わかるのは左目の泣きぼくろと、この幼さで魔法の力を使うこと。
わかってはいたが、あの時の記憶が蘇る。
妊娠中はもしかしたらラディング侯爵の子かもしれないと頭によぎったが、元ラディング侯爵はレッドブラウンの髪に赤い瞳だ。
となれば、あそこにいてシルヴィーと助けてくれたのはアデラールということになる。
彼にも泣きぼくろがあったのは記憶を失う前にはっきりと覚えている。
それにこの髪色と目の色には王族に……と、いうよりはアデラールに近い配色ではないだろうか。

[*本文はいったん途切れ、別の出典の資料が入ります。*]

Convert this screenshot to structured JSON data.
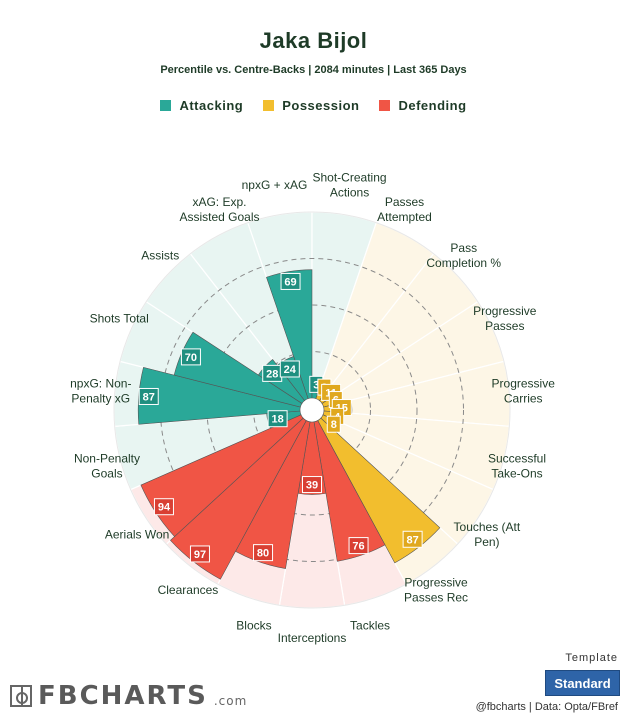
{
  "header": {
    "title": "Jaka Bijol",
    "subtitle": "Percentile vs. Centre-Backs | 2084 minutes | Last 365 Days"
  },
  "legend": [
    {
      "label": "Attacking",
      "color": "#2aa898"
    },
    {
      "label": "Possession",
      "color": "#f2be2e"
    },
    {
      "label": "Defending",
      "color": "#f05545"
    }
  ],
  "chart_data": {
    "type": "radar",
    "scale_max": 100,
    "rings": [
      25,
      50,
      75
    ],
    "category_colors": {
      "Attacking": {
        "fill": "#2aa898",
        "bg": "#e8f5f2",
        "box": "#1f8f80"
      },
      "Possession": {
        "fill": "#f2be2e",
        "bg": "#fdf6e6",
        "box": "#e0a81d"
      },
      "Defending": {
        "fill": "#f05545",
        "bg": "#fde9e8",
        "box": "#d93f33"
      }
    },
    "metrics": [
      {
        "label": "npxG + xAG",
        "value": 69,
        "category": "Attacking"
      },
      {
        "label": "Shot-Creating Actions",
        "value": 3,
        "category": "Attacking"
      },
      {
        "label": "Passes Attempted",
        "value": 3,
        "category": "Possession"
      },
      {
        "label": "Pass Completion %",
        "value": 11,
        "category": "Possession"
      },
      {
        "label": "Progressive Passes",
        "value": 6,
        "category": "Possession"
      },
      {
        "label": "Progressive Carries",
        "value": 15,
        "category": "Possession"
      },
      {
        "label": "Successful Take-Ons",
        "value": 4,
        "category": "Possession"
      },
      {
        "label": "Touches (Att Pen)",
        "value": 8,
        "category": "Possession"
      },
      {
        "label": "Progressive Passes Rec",
        "value": 87,
        "category": "Possession"
      },
      {
        "label": "Tackles",
        "value": 76,
        "category": "Defending"
      },
      {
        "label": "Interceptions",
        "value": 39,
        "category": "Defending"
      },
      {
        "label": "Blocks",
        "value": 80,
        "category": "Defending"
      },
      {
        "label": "Clearances",
        "value": 97,
        "category": "Defending"
      },
      {
        "label": "Aerials Won",
        "value": 94,
        "category": "Defending"
      },
      {
        "label": "Non-Penalty Goals",
        "value": 18,
        "category": "Attacking"
      },
      {
        "label": "npxG: Non-Penalty xG",
        "value": 87,
        "category": "Attacking"
      },
      {
        "label": "Shots Total",
        "value": 70,
        "category": "Attacking"
      },
      {
        "label": "Assists",
        "value": 28,
        "category": "Attacking"
      },
      {
        "label": "xAG: Exp. Assisted Goals",
        "value": 24,
        "category": "Attacking"
      }
    ],
    "metric_label_lines": [
      [
        "npxG + xAG"
      ],
      [
        "Shot-Creating",
        "Actions"
      ],
      [
        "Passes",
        "Attempted"
      ],
      [
        "Pass",
        "Completion %"
      ],
      [
        "Progressive",
        "Passes"
      ],
      [
        "Progressive",
        "Carries"
      ],
      [
        "Successful",
        "Take-Ons"
      ],
      [
        "Touches (Att",
        "Pen)"
      ],
      [
        "Progressive",
        "Passes Rec"
      ],
      [
        "Tackles"
      ],
      [
        "Interceptions"
      ],
      [
        "Blocks"
      ],
      [
        "Clearances"
      ],
      [
        "Aerials Won"
      ],
      [
        "Non-Penalty",
        "Goals"
      ],
      [
        "npxG: Non-",
        "Penalty xG"
      ],
      [
        "Shots Total"
      ],
      [
        "Assists"
      ],
      [
        "xAG: Exp.",
        "Assisted Goals"
      ]
    ]
  },
  "footer": {
    "brand_name": "FBCHARTS",
    "brand_suffix": ".com",
    "template_label": "Template",
    "template_button": "Standard",
    "credit": "@fbcharts | Data: Opta/FBref"
  }
}
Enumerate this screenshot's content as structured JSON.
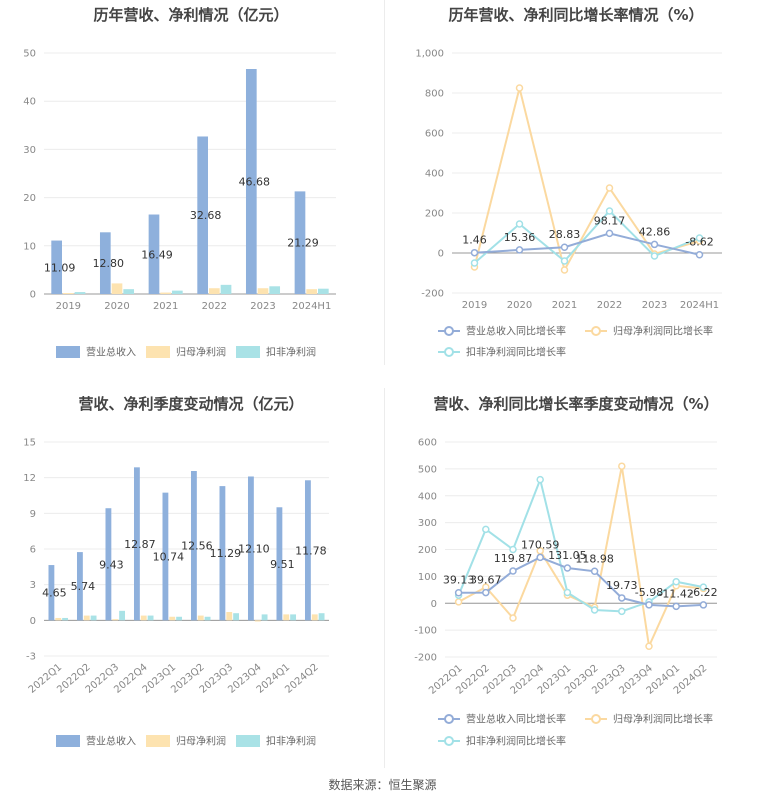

一夜の過ち、だけどこんなことになるなんて思いもしなかった。
それにやり逃げしたシルヴィーに対して、アデラールは怒っているに違いない。
あの時は意識が朦朧としていたとはいえ、許されることはないはずだ。
(彼に見つかったらどうなるのか、考えたくもないわ)
シルヴィーはあまり外に出ないように心掛けていた。
ホレスにも申し訳ないが、見つかればシルヴィーは極刑でホレスを二度と抱きしめることは叶わないだろう。